If exposure management is about aligning remediation with risk, web-facing assets are the prime example of a cautionary tale.

According to the data, web-facing assets top all three metrics: they’re perceived as the most vulnerable (45%), tested the most (57%), and breached the most frequently (30%).

In some ways this is encouraging. It shows that security teams are accurately prioritizing external assets, recognizing them as both accessible and attractive targets, and directing pentesting efforts accordingly.

But despite all that attention, attackers are still getting in.

Why? Because just on the basis of exposure, web-facing assets are risky. These systems – DNS, web portals, and login pages are designed to be reachable. Their openness makes them “low-hanging fruit,” especially when misconfigurations, exposed services, or open ports are left unchecked and without compensating controls such as MFA.

Yet this doesn’t mean failure.

If attackers breach a public-facing asset and reach a dead end – no access to sensitive systems, no valuable data, no lateral movement – then, so what? The breach had no impact. In exposure management, it’s not just about reducing breach rates – it’s about reducing the impact of breaches that do occur.

Internal Networks, Endpoints, and Applications – A Contained Front

When it comes to systems closest to the crown jewels, organizations are getting it right. They’re widely tested (48%) considered vulnerable (32%), and are seeing low breach rates (16%).

Internal networks, endpoints, and applications each rank in the top tier for pentesting activity and show comparatively low breach rates, 16% for internal networks, 13% for endpoints, and 15% for applications. All suggesting a payoff in focused effort.

These are systems that house sensitive data, power operations, and represent a clear path to lateral movement or privilege escalation. Their perceived criticality earns them a greater level of focus and attention, with layered security controls and tooling that’s more mature. It also reflects something deeper: exposure management maturity. Organizations aren’t just scanning these systems for vulnerabilities, they’re pentesting them in context, prioritizing based on potential impact, and validating to confirm that defenses hold under pressure.

API Risk – Shows Gap Between Perception and Reality

APIs sit at the intersection of business logic and backend systems. They’re essential, deeply integrated, and often overlooked, with data from the survey report indicating APIs may be more vulnerable than security teams realize.

While APIs are tested at a similar rate to internal networks (48%), they show a higher breach rate, 21%, compared to 16% for internal networks. That gap suggests a disconnect: either the perceived risk of APIs is too low, or current testing approaches aren’t revealing the full picture.

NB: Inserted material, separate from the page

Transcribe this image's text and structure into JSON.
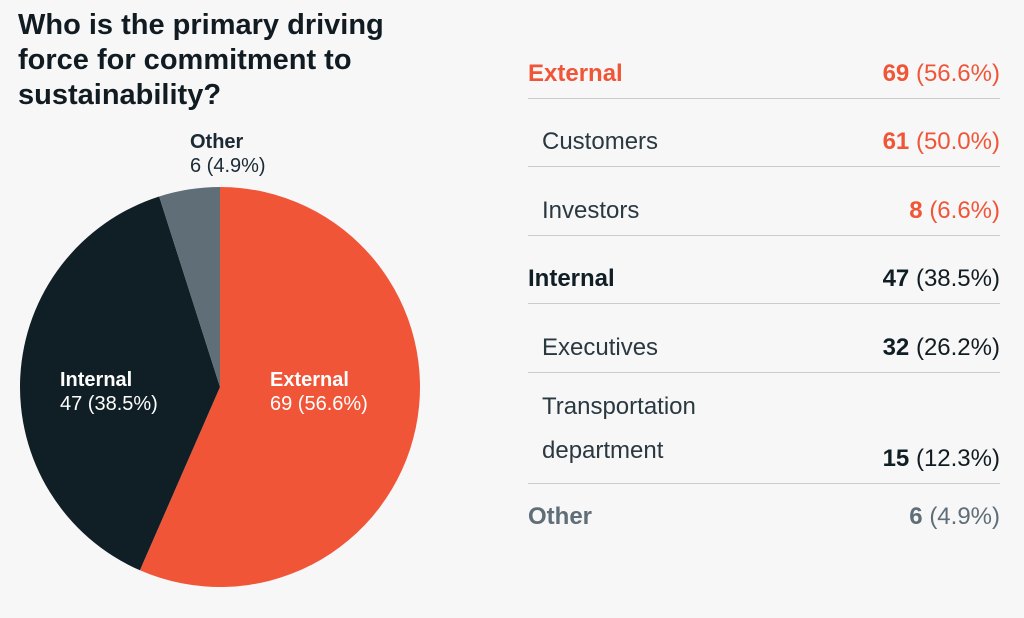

The challenge is complexity. APIs are dynamic, hard to inventory, and notoriously difficult to test well. Their attack surface isn’t just about ports or endpoints, it’s about logic flaws, broken authentication, and misconfigured integrations, all leading to attack pathways that don’t show up in a standard scan.

APIs also frequently bridge systems, whether between cloud services, third-party tools, mobile apps, and internal databases. That makes them prime targets for lateral movement or data exfiltration. And their visibility gap makes them especially attractive to attackers who understand how to move below the radar.

Closing the gap means leveling up testing, both in terms of frequency and depth. Continuous, adversarial testing of APIs is essential to expose integration flaws that traditional methods appear to be missing.

Exposure Management Shows Encouraging Signs of Alignment

The 2025 State of Pentesting report confirms what we’ve known for years – closer proximity to business risk drives sharper execution.

There’s growing alignment between perceived risk, pentesting activity, and breaches. A strong signal that exposure management practices are maturing, as teams are minimising the gap between assumed and actual risk.
The goal of exposure management isn’t to prevent every breach. It’s to prevent the ones that matter. By combining data-driven prioritization with continuous validation, security teams can focus on real exposures, not theoretical threats. Ensuring that when the attacker comes knocking, there’s nothing valuable behind that door.